O problema não se limita apenas aos estados mais ricos do país. Sergipe, Minas Gerais, Ceará, Paraíba, Goiás e Fortaleza também protagonizam inúmeras cenas de violência entre torcidas. Quase duas centenas de famílias já choraram a perda de seus entes queridos. Um número que parece exagerado para quem assiste apenas ao noticiário de Rio e São Paulo, mas compatível à selvageria que ocorre em todas as regiões do país.

Murad enxerga de maneira negativa a insistência de algumas entidades em determinar torcida única nos jogos “Não têm que acabar com as torcidas organizadas. Quando pegam um senador, um deputado – e pegam todo dia – cometendo um crime, ninguém pensa em acabar com o Congresso. Quando são punidos, são individualmente. Por que, então, quando pegam um caso de um torcedor querem acabar com as organizadas sendo que comprovadamente os criminosos são uma minoria? É um preconceito com as classes populares?” questiona. Ele também ressalta que a Constituição Brasileira garante, em seu Artigo 5º, o direito à organização popular pacífica.

O outro lado da moeda

Foto: Letícia Sansão/VAVEL Brasil
Foto: Letícia Sansão/VAVEL Brasil

Festa, cantos de apoio e papéis picados, em pouco tempo e sem qualquer explicação, são capazes de se tornar bombas de efeito moral, pedaços de madeira e briga generalizada. Não há dúvidas de que as torcidas organizadas tomam conta do futebol brasileiro e são essenciais na campanha de qualquer equipe. No entanto, o problema começa quando a paixão pelo clube deixa de ser o elemento principal e muitos dos integrantes acabam esquecendo de sua real função nas arquibancadas.

A maioria dos amantes de futebol acompanha seus clubes desde a infância e alimenta uma admiração não só pelo time, mas também pela torcida, que em muitos casos acaba definindo o rumo do jogo, com toda sua festa e apoio incondicional. E por trás de todo brilho nas arquibancadas, há um grupo especial que prepara todo o show antes da execução final. Esse é o caso de R., que desde que se filiou à Young Flu (torcida organizada do Fluminense) há sete anos, viu sua vida e rotina de jogos mudarem por completo. “Torcedor comum sai de casa, vai para o jogo e volta. Já nós, torcedores organizados, saímos de casa até sete horas antes para preparar o estádio com bandeiras, faixas e papéis picados”, explica. Espetáculo à parte, a rivalidade entre essas torcidas transformou os estádios em verdadeiros campos de guerra decorados.

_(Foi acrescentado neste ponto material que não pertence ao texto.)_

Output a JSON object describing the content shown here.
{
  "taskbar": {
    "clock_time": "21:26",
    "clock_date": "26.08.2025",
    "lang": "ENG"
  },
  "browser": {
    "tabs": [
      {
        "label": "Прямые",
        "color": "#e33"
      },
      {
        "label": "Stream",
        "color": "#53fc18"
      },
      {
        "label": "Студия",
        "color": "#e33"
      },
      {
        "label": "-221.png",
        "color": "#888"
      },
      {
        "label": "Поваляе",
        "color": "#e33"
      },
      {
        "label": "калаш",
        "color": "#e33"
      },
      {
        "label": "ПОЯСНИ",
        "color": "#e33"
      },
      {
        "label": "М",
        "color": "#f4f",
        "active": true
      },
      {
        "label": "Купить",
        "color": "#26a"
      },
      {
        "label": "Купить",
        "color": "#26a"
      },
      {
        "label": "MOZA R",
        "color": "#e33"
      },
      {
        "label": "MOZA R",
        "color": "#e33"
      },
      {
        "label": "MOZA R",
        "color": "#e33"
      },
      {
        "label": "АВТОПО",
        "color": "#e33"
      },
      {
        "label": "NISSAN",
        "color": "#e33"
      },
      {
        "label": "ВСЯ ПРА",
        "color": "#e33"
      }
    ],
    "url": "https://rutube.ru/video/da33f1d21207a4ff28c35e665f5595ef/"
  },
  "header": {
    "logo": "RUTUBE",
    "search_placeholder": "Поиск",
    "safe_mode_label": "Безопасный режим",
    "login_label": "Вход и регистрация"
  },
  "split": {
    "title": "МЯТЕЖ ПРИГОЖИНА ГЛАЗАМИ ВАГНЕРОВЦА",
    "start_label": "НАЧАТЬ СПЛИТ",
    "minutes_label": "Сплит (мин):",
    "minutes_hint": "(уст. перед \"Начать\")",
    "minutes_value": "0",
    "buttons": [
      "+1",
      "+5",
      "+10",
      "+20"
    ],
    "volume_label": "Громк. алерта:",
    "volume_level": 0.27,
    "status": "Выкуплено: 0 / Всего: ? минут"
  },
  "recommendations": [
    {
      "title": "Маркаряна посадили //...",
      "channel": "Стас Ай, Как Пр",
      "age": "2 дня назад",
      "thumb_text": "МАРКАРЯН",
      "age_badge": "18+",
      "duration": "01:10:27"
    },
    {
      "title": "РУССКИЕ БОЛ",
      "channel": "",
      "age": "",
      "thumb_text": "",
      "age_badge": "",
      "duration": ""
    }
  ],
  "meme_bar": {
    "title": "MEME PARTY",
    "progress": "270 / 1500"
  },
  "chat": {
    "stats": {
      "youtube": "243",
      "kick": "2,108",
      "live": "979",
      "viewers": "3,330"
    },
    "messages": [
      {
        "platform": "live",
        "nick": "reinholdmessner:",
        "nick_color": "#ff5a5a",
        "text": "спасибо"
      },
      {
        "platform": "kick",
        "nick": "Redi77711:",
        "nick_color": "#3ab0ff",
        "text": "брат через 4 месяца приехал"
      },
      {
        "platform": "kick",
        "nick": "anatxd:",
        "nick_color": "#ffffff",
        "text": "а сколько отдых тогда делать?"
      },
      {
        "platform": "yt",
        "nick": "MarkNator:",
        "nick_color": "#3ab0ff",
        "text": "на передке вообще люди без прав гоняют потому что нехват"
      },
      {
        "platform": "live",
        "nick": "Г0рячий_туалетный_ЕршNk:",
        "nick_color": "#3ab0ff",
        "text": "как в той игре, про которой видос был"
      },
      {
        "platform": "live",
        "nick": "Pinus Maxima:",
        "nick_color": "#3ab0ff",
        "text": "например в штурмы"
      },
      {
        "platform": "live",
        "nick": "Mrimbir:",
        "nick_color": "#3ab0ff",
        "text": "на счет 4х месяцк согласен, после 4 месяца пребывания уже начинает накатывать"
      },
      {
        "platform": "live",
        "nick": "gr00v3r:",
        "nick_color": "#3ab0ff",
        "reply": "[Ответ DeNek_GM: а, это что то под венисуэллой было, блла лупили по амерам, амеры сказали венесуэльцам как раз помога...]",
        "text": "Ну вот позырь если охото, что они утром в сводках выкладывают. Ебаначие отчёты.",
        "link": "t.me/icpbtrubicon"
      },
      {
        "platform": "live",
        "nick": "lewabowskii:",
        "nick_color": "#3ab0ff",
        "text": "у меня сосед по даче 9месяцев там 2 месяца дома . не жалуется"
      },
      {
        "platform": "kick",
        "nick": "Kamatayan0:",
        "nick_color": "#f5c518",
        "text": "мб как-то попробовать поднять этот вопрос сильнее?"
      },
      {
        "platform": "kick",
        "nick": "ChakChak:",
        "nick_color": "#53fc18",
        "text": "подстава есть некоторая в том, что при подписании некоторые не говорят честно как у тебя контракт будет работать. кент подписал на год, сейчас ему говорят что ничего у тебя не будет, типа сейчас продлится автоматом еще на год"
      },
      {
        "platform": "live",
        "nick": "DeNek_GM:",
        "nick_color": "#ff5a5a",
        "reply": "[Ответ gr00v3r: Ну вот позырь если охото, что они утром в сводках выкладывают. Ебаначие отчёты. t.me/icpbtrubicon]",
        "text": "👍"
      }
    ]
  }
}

Até mesmo dentro dos próprios clubes é de costume haver rivalidade entre as principais organizações. A busca pela atenção dos dirigentes e da mídia faz com que a disputa de egos entre elas cresça. Uma passa a querer ser maior que a outra, uma quer puxar mais cantos que a outra e no fim, uma relação que deveria ser de parceria acaba tornando-se uma competição. Rafael Mois Kastrup, presidente da torcida organizada Loucos pelo Botafogo, explica:

“Existem várias torcidas com ideologias diferentes. Quando a rivalidade é sadia, é bom para o clube. São grupos que se equivalem, cada um vai inovando. Mas quando se trata de briga por dinheiro, status e poder, isso afasta as famílias dos estádios”.

Por meio dessas disputas acirradas que nascem as novas torcidas. Para Rafael, a falta de controle emocional é geralmente o fator agravante em brigas entre grupos do mesmo time. “A paixão do torcedor, muitas vezes, o cega diante de situações comuns. Para piorar, existe ainda o destempero após uma derrota ou o descontrole causado pela bebida. Fora do ambiente esportivo, o torcedor pode ser um advogado, ou um dentista. Não importa”, afirma.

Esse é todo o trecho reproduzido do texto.